Though he didn't think about the climatic effects, Arthur C. Clarke beat you to it by a couple of decades in The Deep Range. Not with sewer sludge, but he proposed fertilization and phytoplankton farming to feed the whales... (and there's more to it if you haven't ever read it. Though dated, it's still surprisingly prescient.
I'm not sure if the Pacific Gyre would work as well as the Southern Ocean. The Southern Ocean has plenty of nitrate and phosphate, but not enough iron, which is why iron fertilization works there. The Pacific Gyre doesn't have any upwelling, so it doesn't have nitrate, phosphate or iron (it's a long way from any continents in the mid-Pacific). Though sewer sludge would provide some nitrate and phosphate, and you could enrich it with a little bit of iron, the vast size of that oceanic region means that the scale of the amount you'd have to ship out there is really large.
I made the proposal specifically to sequester carbon in calcium carbonate as a sophomore taking college chemistry and oceanology (a great course).
It was an obvious thing to do.
Though sewer sludge would provide some nitrate and phosphate, and you could enrich it with a little bit of iron, the vast size of that oceanic region means that the scale of the amount you'd have to ship out there is really large.

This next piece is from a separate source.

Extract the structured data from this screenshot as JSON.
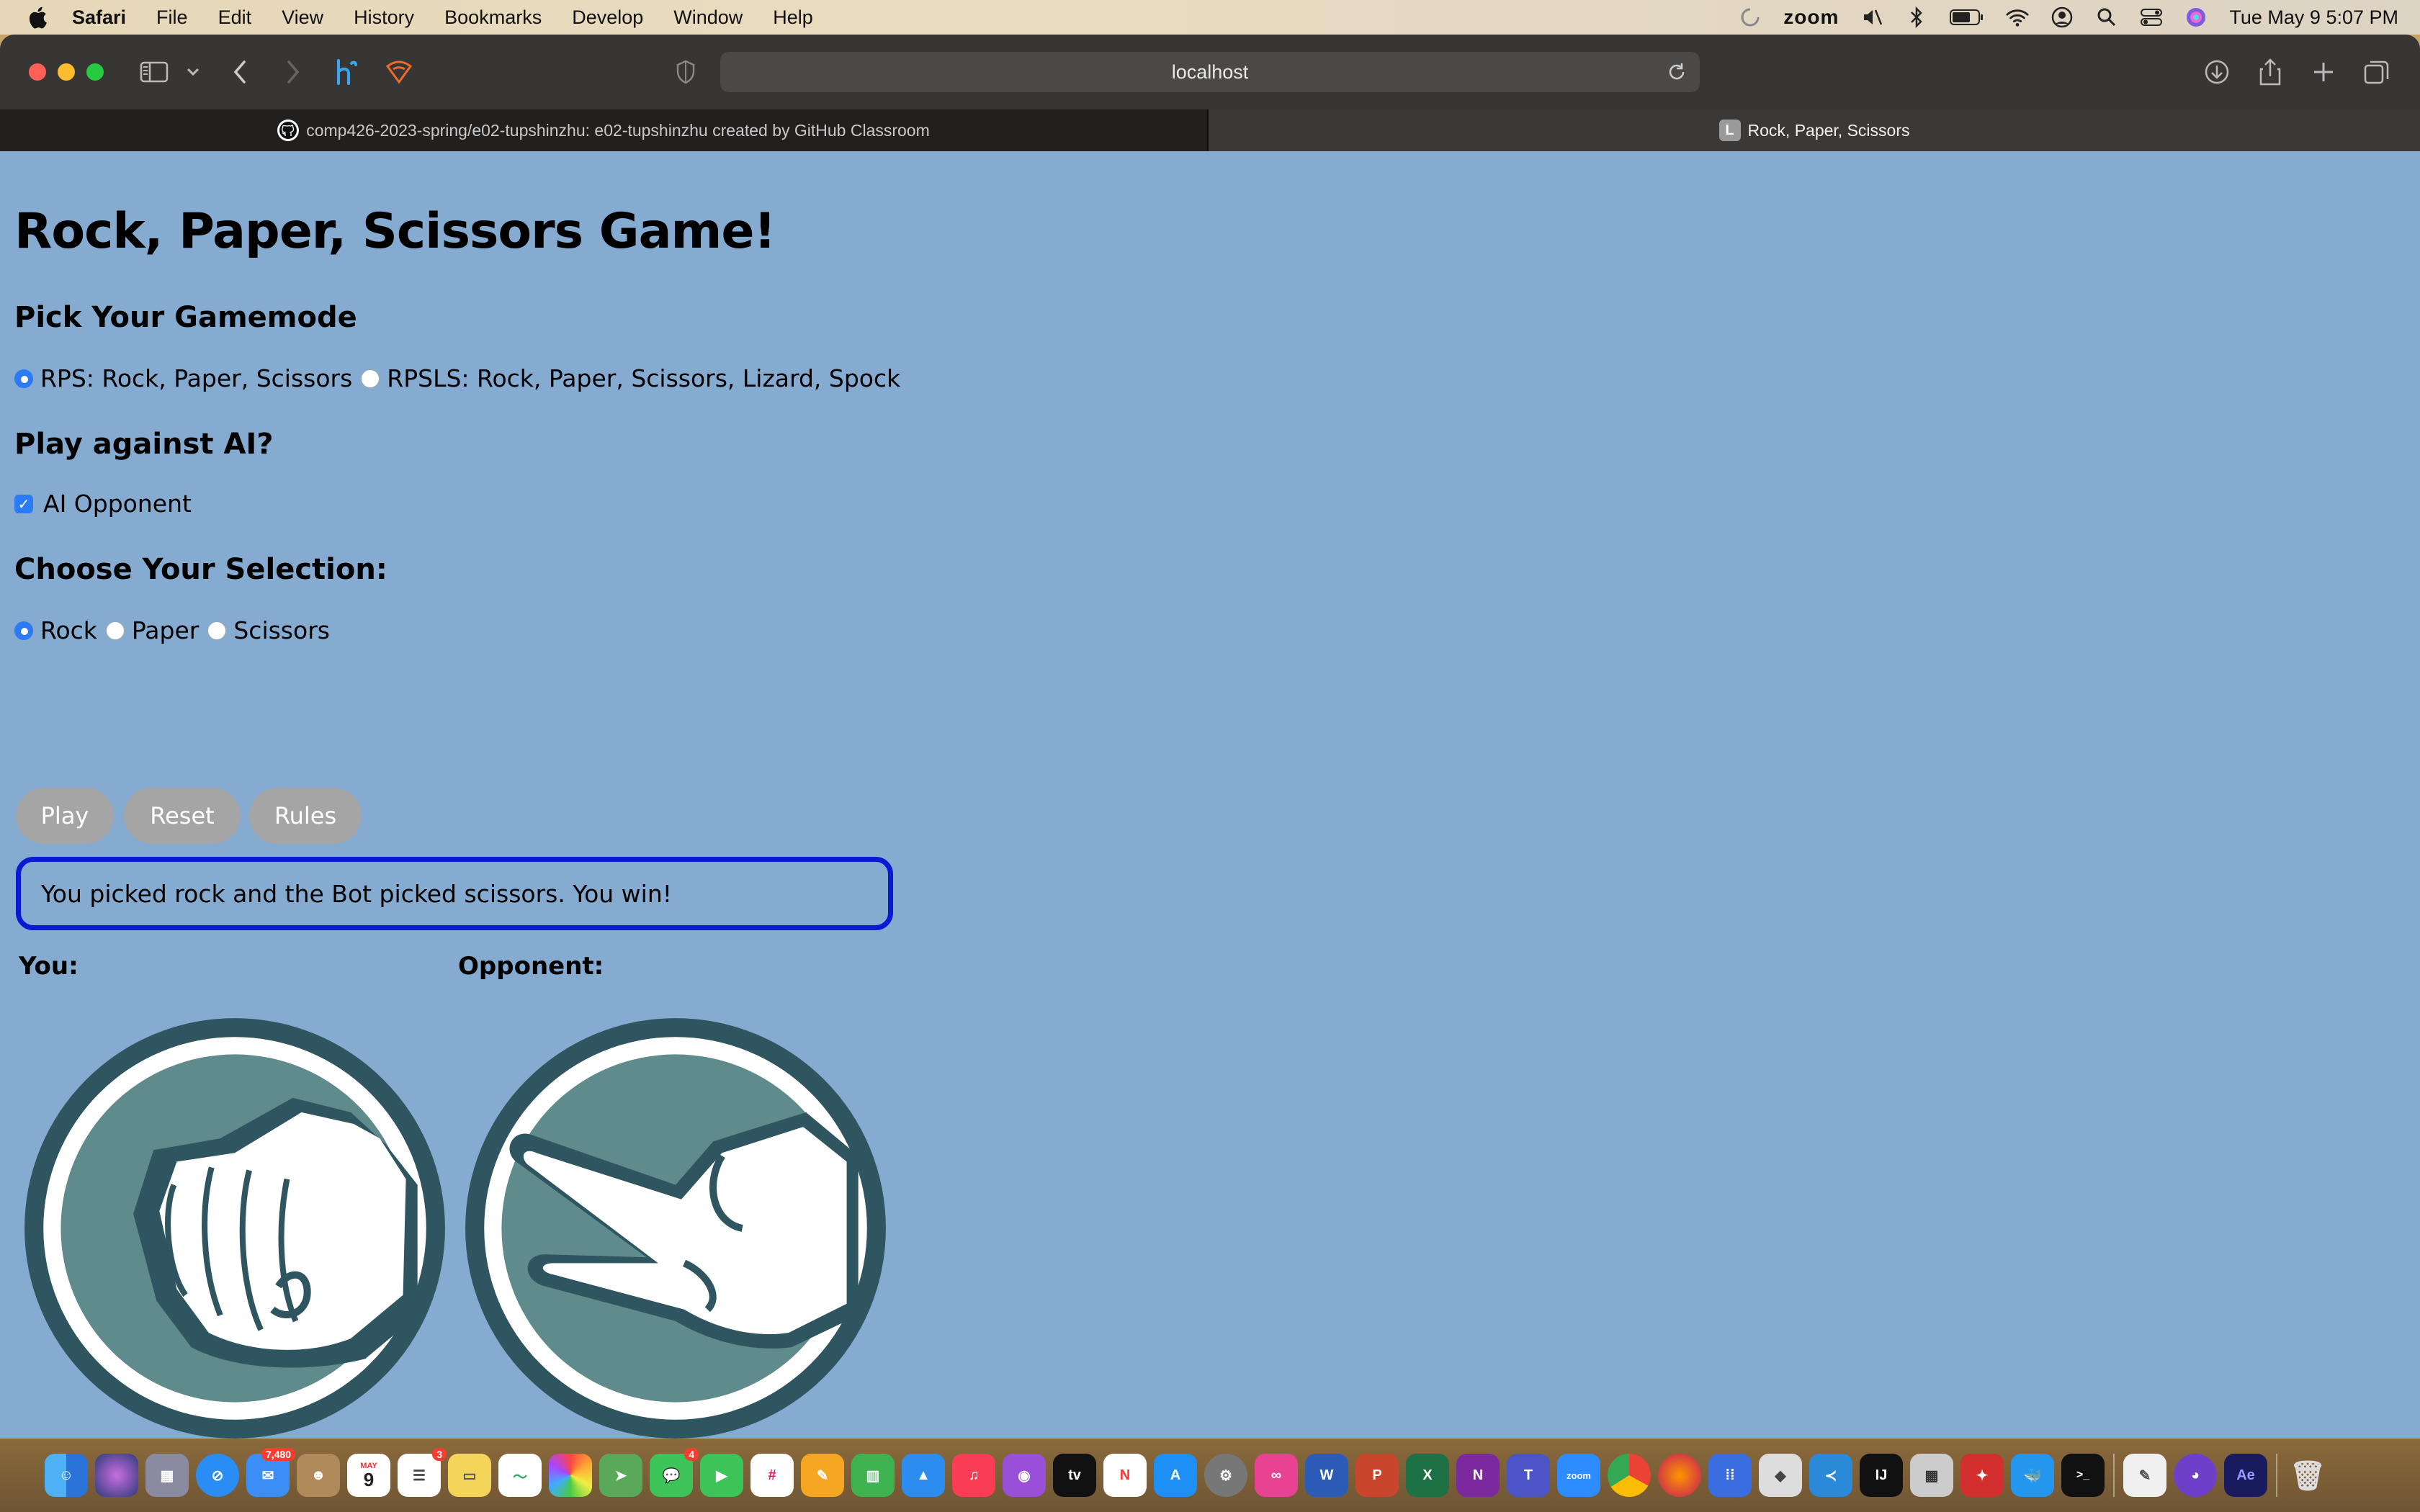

We make a lot of sludge near coastal cities and are looking for better things to do with it. I'd bet there's a fair amount of iron in it as well as trace minerals that we probably don't know about. The transportation by water would be cheaper than we now use by land and in most cases the sludge could be piped instead of burning methane to dry it. I like the containment aspects of the gyre. The stuff goes straight down.